# my celery experment worked



## puddlejumper007 (Jan 12, 2008)

hope the picture shows, i used in celery in my canning, and scraped off calosed end and planted, it grew. would be nice to do this in winter for soups....


----------



## Vosey (Dec 8, 2012)

Wow! And I love the 'fronds' as I call them in soups.


----------



## sss3 (Jul 15, 2007)

I've done what you did. Celery gets as high as yours, and then dies and rots. Think I've commented about this, on this site. Everyone who replied had the same experience. Sorry, don't mean to be bearer of bad news. Celery has to be started from seed.


----------



## Kristinemomof3 (Sep 17, 2012)

Sandra Spiess said:


> I've done what you did. Celery gets as high as yours, and then dies and rots. Think I've commented about this, on this site. Everyone who replied had the same experience. Sorry, don't mean to be bearer of bad news. Celery has to be started from seed.


Yep, same here, romaine really isn't worth resprouting either.


----------



## puddlejumper007 (Jan 12, 2008)

ok thanks for the info , i will just harvest it now....


----------



## unregistered5595 (Mar 3, 2003)

I started my celery in some potting soil in an old ice cream bucket, by cutting off the bottom 2 inches of a store bought celery and pushing it an inch into the soil.

Once it was warm enough outside (about a month later they were 8 inches high) I planted them outside and watered them consistently throughout the summer. I have celery coming out of my ears.  The plants are now at least a foot high and 18 inches across. Lots of celery.

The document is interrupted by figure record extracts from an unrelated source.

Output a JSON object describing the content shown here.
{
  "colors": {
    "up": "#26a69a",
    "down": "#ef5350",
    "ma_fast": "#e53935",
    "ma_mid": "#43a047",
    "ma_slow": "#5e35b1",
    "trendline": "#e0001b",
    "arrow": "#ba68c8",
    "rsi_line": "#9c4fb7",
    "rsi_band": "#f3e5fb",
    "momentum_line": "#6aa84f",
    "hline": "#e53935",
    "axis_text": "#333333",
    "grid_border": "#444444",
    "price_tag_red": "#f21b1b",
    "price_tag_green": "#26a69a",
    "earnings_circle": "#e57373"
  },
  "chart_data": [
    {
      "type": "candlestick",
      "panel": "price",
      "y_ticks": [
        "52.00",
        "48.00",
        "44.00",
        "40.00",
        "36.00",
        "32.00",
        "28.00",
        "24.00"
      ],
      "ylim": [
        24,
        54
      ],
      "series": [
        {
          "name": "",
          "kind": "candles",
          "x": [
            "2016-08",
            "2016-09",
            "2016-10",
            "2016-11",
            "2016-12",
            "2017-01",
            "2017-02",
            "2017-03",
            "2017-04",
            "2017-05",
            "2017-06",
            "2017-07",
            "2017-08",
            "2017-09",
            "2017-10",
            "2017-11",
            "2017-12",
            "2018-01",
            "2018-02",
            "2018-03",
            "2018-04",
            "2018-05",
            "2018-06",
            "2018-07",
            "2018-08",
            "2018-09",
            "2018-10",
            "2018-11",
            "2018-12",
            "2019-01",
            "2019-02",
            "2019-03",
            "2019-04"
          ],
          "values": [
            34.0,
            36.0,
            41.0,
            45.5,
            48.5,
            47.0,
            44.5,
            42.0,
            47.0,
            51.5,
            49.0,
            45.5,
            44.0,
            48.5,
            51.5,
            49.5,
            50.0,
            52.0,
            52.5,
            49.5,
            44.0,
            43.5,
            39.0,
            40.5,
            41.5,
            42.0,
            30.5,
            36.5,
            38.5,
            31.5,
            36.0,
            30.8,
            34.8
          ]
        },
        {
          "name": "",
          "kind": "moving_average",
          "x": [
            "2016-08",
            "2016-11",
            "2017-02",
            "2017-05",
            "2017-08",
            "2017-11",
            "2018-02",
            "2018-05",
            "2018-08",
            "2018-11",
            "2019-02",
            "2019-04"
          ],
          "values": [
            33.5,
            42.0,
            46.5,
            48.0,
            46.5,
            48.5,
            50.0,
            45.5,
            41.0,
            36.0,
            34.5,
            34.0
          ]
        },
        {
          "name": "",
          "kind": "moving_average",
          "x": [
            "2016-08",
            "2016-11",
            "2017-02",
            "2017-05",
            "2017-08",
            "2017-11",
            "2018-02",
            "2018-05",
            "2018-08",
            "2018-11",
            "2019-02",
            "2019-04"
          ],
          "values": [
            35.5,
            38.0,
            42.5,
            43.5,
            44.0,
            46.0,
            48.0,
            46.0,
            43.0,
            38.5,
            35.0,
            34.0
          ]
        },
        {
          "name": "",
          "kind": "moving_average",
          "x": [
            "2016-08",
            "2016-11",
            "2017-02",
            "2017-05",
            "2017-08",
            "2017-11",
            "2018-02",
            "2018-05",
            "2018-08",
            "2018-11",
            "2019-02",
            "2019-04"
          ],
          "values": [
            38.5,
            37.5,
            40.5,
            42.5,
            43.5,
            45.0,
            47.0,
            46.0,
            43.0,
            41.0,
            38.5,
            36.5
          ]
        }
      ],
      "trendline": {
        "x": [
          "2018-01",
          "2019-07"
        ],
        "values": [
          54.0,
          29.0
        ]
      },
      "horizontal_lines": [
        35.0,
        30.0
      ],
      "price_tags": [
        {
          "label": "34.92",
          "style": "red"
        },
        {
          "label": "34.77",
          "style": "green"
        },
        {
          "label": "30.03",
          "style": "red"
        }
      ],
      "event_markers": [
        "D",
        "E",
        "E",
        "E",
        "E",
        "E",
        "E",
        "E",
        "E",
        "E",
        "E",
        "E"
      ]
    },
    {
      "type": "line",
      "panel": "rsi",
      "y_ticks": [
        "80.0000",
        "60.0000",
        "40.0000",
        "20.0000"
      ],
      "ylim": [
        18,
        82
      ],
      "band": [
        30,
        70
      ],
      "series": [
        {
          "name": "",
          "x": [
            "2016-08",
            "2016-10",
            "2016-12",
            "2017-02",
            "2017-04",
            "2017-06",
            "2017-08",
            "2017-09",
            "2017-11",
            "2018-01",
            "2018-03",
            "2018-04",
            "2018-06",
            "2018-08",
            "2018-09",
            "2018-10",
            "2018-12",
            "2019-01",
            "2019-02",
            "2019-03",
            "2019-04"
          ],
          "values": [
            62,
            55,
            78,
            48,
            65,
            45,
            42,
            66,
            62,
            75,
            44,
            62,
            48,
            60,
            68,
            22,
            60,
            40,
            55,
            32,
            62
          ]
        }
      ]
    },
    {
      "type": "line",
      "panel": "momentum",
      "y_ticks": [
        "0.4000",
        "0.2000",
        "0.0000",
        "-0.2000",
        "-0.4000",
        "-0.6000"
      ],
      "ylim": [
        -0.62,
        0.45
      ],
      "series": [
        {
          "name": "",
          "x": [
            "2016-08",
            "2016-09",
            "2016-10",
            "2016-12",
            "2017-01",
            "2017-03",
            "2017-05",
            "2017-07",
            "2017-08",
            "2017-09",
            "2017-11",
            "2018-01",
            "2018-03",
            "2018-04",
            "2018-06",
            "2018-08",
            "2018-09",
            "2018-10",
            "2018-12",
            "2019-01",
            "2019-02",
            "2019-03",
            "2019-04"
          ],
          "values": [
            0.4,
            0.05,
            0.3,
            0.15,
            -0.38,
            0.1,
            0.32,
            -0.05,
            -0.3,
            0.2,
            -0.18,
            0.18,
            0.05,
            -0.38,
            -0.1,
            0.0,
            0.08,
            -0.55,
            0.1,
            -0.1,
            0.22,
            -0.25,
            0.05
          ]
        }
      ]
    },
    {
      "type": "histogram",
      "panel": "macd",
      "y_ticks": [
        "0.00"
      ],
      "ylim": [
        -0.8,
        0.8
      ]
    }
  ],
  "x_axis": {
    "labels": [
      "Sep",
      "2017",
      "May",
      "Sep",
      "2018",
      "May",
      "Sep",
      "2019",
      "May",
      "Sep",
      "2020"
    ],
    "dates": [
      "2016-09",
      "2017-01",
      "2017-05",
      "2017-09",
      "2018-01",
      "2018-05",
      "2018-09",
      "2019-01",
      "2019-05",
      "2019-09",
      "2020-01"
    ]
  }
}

As a comparison with seed started celery -starts given to me by a friend, they did just as well, no better or worse than the other celery.

Some years everything grows well, some years only some things grow, some years nothing seems to grow. It might have just been a difficult year with your weather for celery if you couldn't get it to grow.

ETA: Puddle--I just dried mine in the dehydrator and I'll have more than enough to last through the winter for soups and stews.


----------



## calliemoonbeam (Aug 7, 2007)

I've had good luck with celery and scallions too. Here's a whole list of things you can grow from "scraps":

http://livinggreenmag.com/2013/07/17/home-garden/vegetables-you-can-regrow-from-scraps/


----------



## puddlejumper007 (Jan 12, 2008)

calliemoonbeam. thank you, that looks like fun....


----------



## calliemoonbeam (Aug 7, 2007)

Yes, I'm going to try a few of those myself, lol!


----------



## unregistered5595 (Mar 3, 2003)

Started like this. (romaine and celery)
A picture of the stalks.
A picture of the plant with a tape measure.


----------